The rodent caused a short circuit with the transformer when it made its way below to the electrical wiring near Geneva, Switzerland. However, a spokesperson tells the BBC, the weasel did not make it into the tunnels, which could have resulted in a more disastrous situation than a relatively simple electrical mishap.

Unfortunately, the weasel didn’t take well to the electric shock and, like Pauly “The Weasel” Shore’s comedy career, has been pronounced dead.

“We are in the countryside, and of course we have wild animals everywhere,” Arnaud Marsollier, head of CERN press, tells NPR, noting that these sorts of mishaps are not unheard of.

 A detailed view of the circuit board on a Instrumentation superconducting coil in New Technologies for Future Magnets Building 927 at The European Organization for Nuclear Research commonly know as CERN on April 20, 2016 in Cedex, France.
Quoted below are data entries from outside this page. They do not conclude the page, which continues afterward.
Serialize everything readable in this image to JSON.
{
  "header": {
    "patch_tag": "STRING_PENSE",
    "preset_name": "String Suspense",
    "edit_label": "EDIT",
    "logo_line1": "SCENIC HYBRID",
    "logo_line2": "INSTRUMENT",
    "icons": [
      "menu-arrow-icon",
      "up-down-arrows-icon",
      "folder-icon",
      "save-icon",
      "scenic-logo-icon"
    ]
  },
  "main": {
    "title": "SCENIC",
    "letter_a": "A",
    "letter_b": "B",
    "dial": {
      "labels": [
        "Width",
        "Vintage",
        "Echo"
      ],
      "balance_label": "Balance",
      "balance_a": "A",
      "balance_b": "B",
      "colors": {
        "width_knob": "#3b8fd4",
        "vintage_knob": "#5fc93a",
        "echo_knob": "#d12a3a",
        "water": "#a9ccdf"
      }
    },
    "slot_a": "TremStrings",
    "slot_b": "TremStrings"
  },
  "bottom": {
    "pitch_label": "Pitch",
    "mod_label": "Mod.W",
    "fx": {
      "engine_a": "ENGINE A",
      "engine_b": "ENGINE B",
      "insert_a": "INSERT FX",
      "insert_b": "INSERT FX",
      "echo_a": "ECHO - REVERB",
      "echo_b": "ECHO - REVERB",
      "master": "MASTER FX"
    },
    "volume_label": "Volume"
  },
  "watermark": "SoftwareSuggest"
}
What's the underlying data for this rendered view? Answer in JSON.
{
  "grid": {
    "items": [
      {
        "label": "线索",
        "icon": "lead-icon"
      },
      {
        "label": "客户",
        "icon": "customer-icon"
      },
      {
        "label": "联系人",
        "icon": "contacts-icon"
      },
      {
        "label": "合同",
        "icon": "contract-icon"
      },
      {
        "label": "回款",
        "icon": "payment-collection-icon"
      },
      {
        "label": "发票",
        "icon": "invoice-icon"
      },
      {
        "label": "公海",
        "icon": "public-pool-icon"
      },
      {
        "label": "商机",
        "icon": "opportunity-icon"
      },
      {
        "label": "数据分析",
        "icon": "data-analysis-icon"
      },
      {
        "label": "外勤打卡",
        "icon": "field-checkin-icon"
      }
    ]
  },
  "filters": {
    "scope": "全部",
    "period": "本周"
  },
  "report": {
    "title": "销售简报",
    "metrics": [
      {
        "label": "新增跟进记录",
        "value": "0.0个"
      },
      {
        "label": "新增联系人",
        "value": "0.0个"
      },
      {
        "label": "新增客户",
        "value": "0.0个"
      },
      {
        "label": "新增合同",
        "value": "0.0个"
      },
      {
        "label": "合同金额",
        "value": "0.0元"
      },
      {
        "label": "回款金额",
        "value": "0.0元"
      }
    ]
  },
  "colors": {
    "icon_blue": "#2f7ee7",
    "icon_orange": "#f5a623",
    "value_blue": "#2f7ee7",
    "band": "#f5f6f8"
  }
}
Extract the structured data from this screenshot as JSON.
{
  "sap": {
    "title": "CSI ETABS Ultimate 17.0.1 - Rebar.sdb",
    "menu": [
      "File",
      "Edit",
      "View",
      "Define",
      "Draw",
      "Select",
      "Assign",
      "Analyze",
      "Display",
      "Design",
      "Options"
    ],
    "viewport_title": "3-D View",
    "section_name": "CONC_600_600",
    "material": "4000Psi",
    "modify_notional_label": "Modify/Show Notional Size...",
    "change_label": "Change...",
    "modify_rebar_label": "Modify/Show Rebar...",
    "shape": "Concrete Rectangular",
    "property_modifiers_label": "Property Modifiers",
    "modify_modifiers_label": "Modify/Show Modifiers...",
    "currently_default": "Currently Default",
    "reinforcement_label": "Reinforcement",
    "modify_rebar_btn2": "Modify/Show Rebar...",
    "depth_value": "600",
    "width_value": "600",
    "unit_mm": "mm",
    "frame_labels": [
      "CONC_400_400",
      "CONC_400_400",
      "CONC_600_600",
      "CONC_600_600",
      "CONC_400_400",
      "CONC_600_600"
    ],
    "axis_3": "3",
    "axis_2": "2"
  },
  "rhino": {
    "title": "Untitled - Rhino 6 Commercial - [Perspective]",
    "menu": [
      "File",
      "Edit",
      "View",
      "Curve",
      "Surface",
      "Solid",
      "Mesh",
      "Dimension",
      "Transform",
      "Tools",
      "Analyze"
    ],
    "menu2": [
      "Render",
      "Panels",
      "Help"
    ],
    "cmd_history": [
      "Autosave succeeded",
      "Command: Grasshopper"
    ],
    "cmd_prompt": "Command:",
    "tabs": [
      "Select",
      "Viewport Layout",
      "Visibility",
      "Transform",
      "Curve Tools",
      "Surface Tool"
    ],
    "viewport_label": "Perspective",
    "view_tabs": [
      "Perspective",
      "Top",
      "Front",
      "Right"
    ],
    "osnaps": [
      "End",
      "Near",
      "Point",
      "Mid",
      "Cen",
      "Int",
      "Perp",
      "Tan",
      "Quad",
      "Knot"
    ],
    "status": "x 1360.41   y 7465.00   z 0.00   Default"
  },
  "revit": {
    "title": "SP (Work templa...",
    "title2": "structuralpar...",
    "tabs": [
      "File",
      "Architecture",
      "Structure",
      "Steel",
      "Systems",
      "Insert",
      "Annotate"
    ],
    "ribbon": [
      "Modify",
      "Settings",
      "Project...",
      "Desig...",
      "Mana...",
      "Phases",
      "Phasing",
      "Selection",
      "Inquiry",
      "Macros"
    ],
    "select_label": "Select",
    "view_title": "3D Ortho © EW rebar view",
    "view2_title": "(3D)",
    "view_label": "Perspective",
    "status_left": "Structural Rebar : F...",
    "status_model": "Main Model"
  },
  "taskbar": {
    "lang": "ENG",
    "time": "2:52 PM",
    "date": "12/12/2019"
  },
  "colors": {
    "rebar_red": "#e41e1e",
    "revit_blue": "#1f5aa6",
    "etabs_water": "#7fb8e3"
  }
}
Dean Mouhtaropoulos/Getty Images

In 2009, a crafty bird dropped a baguette on the collider and shut down operations for nearly a month. This time around, repairs will only take days, but to get the machine back to testing levels, it could take a couple weeks — Marsollier predicted mid-May.

The shutdown took place as the CERN team was prepared to collect data on the Higgs Boson particle, which was discovered through tests conducted by the Large Hadron Collider in 2012. François Englert and Peter Higgs were awarded the Nobel prize in physics in 2013 “for the theoretical discovery of a mechanism that contributes to our understanding of the origin of mass of subatomic particles, and which recently was confirmed through the discovery of the predicted fundamental particle, by the ATLAS and CMS experiments at CERN’s Large Hadron Collider.”

Further tests at the Large Hadron Collider will help explain the mass and very being of this still mysterious particle.